The Committee proposal are presented as approved “in concept” and the Committee asks the Court to direct the Committee to next prepare a Lab Program within six months for the Court’s consideration. Exciting progress, but not yet time to schedule time to play in the sand.
Two more Florida Rules happenings…
Prohibition on Misleading Advertising
A proposed Florida amendment to Rule 4-1.18 were approved by the Florida Board of Governors and filed with the Florida Supreme Court in October 2020 by The Florida Bar. The amendment is designed to address and prohibit the use of another lawyer or law firm’s name to attract clients. The concept originated in a proposed opinion that dealt with buying key words and meta data using the name of a competitor to drive that competitor’s potential clients to the purchaser’s website. The opinion was ultimately abandoned as the technology evolved.
The amendment reads: “A statement or implication that another lawyer or law firm is part of, is associated with, or affiliated with the advertising law firm when that is not the case, including contact or other information presented in a way that misleads a person searching for a particular lawyer or law firm, or for information regarding a particular lawyer or law firm, to knowingly contact a different lawyer or law firm.”
It is interesting that the proposal remains pending as Ohio Board of Professional Conduct recently released an opinion that advises that the “purchase and use of a competitor lawyer’s or law firm’s name as a keyword for advertising is an act that is designed to deceive an Internet user.” The Board explained, “The advertising lawyer is attempting to deceive the consumer into selecting the advertising lawyer or law firm’s website, as opposed to the intended lawyer or law firm.”
The Ohio Board concluded that such conduct not only implicates its version of 8.4(c) that prohibits misrepresentation, but also may violate the rules that govern a lawyer’s fitness to practice law and fundamental obligations of integrity, trustworthiness, fairness to others, and respect for the rights of others.
Let’s see if the Florida Supreme Court agrees…
Amendment to the Confidentiality Rule for Limited Negative Online Review Response
Lawyers are often frustrated (and sometimes get in trouble) when attempting to respond to clients’ negative online reviews. The duty of confidentiality prohibits lawyers from revealing any client information regardless of what the client may say about the lawyer. (Lawyer can reveal confidential information if a client files suit against the lawyer, but the internet is not considered to be a tribunal in the context of the confidentiality rules.)
The proposed amendment allows a lawyer to respond to specific allegations written on the internet by former client suggests that the lawyer has engaged in criminal conduct.
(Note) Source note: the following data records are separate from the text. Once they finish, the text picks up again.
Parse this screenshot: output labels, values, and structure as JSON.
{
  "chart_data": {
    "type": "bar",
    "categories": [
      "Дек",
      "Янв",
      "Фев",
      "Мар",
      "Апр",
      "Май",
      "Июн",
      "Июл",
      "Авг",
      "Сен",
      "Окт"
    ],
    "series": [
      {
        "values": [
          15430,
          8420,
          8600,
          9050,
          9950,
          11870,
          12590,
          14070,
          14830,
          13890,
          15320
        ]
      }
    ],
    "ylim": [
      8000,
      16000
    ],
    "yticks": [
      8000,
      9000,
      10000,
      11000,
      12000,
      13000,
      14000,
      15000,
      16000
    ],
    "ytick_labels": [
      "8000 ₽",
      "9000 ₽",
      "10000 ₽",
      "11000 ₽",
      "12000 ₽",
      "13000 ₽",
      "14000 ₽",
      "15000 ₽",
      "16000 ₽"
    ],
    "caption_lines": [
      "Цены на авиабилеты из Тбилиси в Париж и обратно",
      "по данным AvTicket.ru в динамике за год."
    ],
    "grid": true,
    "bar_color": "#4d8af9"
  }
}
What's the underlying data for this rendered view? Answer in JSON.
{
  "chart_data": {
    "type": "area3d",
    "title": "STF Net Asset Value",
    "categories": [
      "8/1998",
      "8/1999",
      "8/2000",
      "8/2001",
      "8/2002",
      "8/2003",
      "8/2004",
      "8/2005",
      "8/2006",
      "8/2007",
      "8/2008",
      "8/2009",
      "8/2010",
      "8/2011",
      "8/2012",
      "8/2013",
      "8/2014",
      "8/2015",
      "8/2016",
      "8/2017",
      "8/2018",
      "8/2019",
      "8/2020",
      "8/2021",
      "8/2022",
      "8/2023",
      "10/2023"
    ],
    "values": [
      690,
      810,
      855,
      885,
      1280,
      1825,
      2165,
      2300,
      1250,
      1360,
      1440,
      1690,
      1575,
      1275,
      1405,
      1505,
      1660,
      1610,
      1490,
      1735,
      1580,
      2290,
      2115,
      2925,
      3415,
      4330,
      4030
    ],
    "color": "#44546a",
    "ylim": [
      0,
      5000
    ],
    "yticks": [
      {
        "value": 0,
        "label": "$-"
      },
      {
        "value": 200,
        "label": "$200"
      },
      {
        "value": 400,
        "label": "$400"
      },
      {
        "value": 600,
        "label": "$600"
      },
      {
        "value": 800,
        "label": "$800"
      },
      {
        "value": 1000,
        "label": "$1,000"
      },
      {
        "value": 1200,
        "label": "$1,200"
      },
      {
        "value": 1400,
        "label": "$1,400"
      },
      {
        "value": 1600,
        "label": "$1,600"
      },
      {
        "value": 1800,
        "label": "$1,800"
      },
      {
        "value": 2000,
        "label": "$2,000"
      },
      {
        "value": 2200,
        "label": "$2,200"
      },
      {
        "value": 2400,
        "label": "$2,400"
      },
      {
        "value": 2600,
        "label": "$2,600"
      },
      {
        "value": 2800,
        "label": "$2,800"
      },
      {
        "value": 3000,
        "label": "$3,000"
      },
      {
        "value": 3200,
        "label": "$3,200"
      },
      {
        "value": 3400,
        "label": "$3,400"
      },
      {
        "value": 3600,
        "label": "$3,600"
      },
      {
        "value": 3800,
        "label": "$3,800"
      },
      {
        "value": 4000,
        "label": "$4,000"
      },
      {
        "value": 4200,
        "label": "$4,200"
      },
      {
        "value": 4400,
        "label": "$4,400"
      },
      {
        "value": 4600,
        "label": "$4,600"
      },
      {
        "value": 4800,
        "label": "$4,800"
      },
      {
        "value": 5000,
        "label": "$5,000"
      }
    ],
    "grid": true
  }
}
The proposed amendment and proposed to new comment to Rule 4-1.6 Confidentiality reads as follows:
(c) When Lawyer May Reveal Information. A lawyer may reveal confidential information to the extent the lawyer reasonably believes necessary to:
(7) respond to specific allegations published via the internet by a former client (e.g., a negative online review) that the lawyer has engaged in criminal conduct punishable by law.
The new proposed comment:
Subdivision (c)(7) allows a lawyer to respond to specific allegations published via the internet by a former client (e.g., a negative online review) that the lawyer has engaged in criminal conduct punishable by law. However, under subdivision (f), even when the lawyer is operating within the scope of the (c)(7) exception, disclosure must be no greater than the lawyer reasonably believes necessary to refute the specific allegations.
The amendment was unanimously approved by both The Florida Bar’s Professional Ethics Committee and the Board of Governors Review Committee on Professional Ethics. Next stop, approval by the Board of Governors and then on to the Florida Supreme Court.